Esta afirmação foi, recentemente, assumida pelo Parlamento Europeu para justificar um conjunto de medidas que devem ser tomadas pela Comissão Europeia e pelos Estados membros, com base em evidência recolhida junto de variados documentos provenientes de fontes insuspeitas, como sejam a OCDE ou o FMI, as quais, por seu turno, aproveitam de estudos realizados a nível académico que vão no mesmo sentido.
Em primeiro lugar, vale a pena recordar as consequências previsíveis da desigualdade, sendo de destacar que, para além de certos limites, ela mina os fundamentos da democracia, gera o descrédito das instituições políticas e propicia o surgimento de movimentos e forças políticas de índole disruptiva.
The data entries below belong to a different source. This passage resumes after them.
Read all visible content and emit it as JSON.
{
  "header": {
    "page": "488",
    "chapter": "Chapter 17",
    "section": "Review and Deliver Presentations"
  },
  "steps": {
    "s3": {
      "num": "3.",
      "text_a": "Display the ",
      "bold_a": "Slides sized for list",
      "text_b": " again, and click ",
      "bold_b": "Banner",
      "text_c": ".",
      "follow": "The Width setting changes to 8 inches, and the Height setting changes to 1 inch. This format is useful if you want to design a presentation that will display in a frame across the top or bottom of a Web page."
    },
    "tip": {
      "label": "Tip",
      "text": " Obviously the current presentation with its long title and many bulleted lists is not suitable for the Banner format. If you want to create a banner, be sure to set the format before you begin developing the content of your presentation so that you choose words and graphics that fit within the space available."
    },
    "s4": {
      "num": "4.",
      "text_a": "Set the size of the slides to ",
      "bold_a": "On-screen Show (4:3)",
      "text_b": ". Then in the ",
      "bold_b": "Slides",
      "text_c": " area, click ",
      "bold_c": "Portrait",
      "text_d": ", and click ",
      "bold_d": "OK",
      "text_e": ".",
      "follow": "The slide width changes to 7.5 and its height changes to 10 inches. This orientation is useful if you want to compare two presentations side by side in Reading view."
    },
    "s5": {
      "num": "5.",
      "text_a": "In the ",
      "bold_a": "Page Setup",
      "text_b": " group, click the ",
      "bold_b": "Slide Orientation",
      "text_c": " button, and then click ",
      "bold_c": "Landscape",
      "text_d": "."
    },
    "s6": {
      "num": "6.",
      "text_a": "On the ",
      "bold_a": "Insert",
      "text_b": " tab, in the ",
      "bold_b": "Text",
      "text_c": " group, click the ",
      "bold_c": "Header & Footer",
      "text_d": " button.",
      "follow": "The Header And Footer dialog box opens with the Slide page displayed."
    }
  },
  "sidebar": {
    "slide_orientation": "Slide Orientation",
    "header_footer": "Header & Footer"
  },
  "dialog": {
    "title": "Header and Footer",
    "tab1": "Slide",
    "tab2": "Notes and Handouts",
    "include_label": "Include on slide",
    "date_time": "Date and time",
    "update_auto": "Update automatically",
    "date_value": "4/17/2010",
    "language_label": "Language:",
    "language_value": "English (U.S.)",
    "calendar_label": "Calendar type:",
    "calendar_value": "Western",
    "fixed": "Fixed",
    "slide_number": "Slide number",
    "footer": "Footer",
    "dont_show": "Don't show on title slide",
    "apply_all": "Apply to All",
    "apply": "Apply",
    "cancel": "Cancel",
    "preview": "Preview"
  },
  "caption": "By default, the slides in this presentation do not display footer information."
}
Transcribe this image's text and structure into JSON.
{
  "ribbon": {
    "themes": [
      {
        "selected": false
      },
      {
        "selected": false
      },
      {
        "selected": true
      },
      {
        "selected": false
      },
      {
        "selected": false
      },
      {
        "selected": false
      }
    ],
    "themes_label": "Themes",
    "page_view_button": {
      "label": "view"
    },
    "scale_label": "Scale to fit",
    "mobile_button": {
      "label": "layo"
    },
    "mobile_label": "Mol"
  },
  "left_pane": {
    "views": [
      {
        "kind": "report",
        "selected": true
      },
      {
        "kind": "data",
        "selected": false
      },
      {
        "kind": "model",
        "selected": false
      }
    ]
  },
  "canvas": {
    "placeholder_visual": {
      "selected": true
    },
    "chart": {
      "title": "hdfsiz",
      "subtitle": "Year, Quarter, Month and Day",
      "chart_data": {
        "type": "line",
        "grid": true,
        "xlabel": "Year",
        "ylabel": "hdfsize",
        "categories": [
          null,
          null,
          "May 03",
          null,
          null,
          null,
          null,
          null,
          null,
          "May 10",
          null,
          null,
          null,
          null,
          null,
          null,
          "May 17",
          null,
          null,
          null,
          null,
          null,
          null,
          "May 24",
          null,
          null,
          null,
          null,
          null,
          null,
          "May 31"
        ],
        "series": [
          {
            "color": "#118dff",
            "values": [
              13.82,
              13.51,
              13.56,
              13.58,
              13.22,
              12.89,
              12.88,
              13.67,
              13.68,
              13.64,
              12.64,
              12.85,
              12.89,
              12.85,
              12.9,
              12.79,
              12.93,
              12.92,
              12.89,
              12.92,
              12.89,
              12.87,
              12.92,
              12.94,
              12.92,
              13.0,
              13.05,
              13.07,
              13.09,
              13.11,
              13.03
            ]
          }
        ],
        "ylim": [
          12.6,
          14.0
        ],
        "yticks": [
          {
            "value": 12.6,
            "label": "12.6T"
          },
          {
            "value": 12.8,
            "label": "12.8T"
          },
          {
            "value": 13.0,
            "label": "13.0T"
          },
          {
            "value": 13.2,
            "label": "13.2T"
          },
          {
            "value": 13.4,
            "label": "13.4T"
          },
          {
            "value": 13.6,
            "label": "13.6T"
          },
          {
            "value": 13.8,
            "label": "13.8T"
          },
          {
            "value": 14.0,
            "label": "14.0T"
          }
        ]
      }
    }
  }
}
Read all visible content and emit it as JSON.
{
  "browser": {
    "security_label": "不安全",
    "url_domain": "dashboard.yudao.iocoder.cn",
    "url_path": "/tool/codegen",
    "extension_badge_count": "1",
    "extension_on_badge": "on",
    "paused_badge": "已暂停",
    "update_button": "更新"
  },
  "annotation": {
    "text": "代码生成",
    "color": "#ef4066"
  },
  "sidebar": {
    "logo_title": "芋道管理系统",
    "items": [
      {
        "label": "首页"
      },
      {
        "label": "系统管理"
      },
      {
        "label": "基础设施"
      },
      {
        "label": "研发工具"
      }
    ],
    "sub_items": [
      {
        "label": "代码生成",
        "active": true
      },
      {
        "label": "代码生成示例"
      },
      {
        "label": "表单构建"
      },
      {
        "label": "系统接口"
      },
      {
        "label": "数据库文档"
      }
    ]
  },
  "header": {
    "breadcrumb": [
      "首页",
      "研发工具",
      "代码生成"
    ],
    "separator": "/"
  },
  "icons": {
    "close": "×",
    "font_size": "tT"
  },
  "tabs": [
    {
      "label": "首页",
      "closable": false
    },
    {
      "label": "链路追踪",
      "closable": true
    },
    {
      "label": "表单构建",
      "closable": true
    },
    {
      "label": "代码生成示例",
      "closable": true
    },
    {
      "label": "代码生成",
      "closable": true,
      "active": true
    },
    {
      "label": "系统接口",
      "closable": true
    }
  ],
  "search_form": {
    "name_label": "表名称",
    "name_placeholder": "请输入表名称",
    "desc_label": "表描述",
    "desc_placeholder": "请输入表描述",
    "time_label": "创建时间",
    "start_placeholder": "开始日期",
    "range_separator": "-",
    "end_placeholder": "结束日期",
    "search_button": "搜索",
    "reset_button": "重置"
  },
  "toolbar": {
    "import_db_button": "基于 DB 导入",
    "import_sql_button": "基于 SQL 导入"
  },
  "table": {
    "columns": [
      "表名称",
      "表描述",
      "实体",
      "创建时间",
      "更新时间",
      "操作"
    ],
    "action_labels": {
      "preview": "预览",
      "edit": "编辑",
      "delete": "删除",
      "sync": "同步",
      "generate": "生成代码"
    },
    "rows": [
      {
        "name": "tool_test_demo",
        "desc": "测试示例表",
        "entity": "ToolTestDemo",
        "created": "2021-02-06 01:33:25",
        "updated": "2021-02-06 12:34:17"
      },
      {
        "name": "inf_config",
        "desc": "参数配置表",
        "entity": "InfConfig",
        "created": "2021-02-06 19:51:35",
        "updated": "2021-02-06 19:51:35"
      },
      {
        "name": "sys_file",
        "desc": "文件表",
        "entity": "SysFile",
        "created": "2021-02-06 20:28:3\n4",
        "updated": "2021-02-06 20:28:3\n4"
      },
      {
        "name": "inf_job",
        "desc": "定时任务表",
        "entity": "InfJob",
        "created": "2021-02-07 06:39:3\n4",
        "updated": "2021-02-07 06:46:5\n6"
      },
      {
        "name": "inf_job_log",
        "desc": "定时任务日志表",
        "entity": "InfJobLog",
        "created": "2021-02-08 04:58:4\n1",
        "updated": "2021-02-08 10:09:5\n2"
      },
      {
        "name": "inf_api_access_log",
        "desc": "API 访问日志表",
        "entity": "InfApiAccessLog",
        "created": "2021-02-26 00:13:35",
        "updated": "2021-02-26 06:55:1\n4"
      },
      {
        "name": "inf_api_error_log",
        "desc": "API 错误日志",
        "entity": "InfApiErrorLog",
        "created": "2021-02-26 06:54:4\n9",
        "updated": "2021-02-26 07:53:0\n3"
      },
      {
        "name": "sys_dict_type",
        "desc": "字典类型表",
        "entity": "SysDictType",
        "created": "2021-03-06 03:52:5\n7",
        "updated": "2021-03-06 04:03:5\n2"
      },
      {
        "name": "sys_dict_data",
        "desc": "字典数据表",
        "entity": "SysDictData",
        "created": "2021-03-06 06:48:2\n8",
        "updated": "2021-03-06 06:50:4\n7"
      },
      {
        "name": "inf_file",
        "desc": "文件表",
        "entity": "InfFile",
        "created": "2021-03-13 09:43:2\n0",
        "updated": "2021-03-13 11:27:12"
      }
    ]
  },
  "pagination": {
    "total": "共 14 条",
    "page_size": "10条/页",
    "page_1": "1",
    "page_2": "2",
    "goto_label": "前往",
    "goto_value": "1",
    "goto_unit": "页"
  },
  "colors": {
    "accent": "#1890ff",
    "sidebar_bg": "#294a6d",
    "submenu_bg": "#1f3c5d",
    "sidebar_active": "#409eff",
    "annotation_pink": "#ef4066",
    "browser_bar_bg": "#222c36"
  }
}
Atente-se, por exemplo, nos resultados de actos eleitorais recentemente realizados no espaço europeu.
Por outro lado, a desigualdade tem impacto negativo na sustentação da procura efectiva, no nível de emprego e desemprego, na mobilidade social e na coesão social, na capacidade de inovação e no desenvolvimento económico sustentável. Não pode subestimar-se, também, que a desigualdade e a sua vertente extrema, que é a pobreza, dão origem a custos sociais acrescidos e, indirectamente, podem causar maior fragilidade nas contas públicas.
O Parlamento Europeu reconheceu que a recente crise e os programas de ajustamento elaborados para lhe fazer face têm vindo a agravar o nível de desigualdade e de pobreza (com particular incidência nas crianças, nas mulheres e entre os trabalhadores de baixos salários e precariedade laboral), sendo necessário adoptar medidas urgentes para contrariar esta deriva, indesejável do ponto de vista, não só da justiça social, mas também do ponto de vista político e económico.
É inadmissível, por exemplo, que o ingresso no mercado de trabalho tenha deixado de ser uma garantia de acesso a uma vida digna, devido a níveis inadequados de remuneração em certas profissões e sectores e de elevadas taxas de precariedade.
É igualmente indefensável que, mesmo no período da crise, tenha aumentado, significativamente, o grau de concentração da riqueza e do rendimento no topo da respectiva distribuição.
Assim sendo, é de louvar que o Parlamento Europeu tenha adoptado uma deliberação que considera o combate à desigualdade como uma prioridade política e se tenha empenhado em procurar definir um conjunto de princípios, normas e recursos destinados a implementá-la, cometendo tal tarefa ao próximo Semestre Europeu. Em particular, destaca-se a necessidade de rever a legislação laboral no sentido de reforçar os direitos dos trabalhadores, a adopção de mecanismos de redução da pobreza, designadamente a pobreza infantil e feminina, a harmonização da fiscalidade neste domínio.
Esta declaração vem ao encontro da recente proposta da Comissão Europeia no sentido da adopção pelos Estados membros do chamado Pilar Europeu dos Direitos Sociais, considerado por alguns como algo demasiado vago para produzir o necessário resultado neste domínio, mas que é, a meu ver, um passo dado no sentido certo e que, por isso, merece ser encorajado.
Deixo a interrogação: como vai o Parlamento português reagir a estes desafios? Pelo que fui acompanhando a propósito dos debates recentes sobre o OE 2018, fico com a convicção que esta problemática não mereceu o devido destaque. Se é assim, há que cuidar de trazer a desigualdade e a pobreza para a agenda política. Também para Portugal a desigualdade é um desafio da maior prioridade.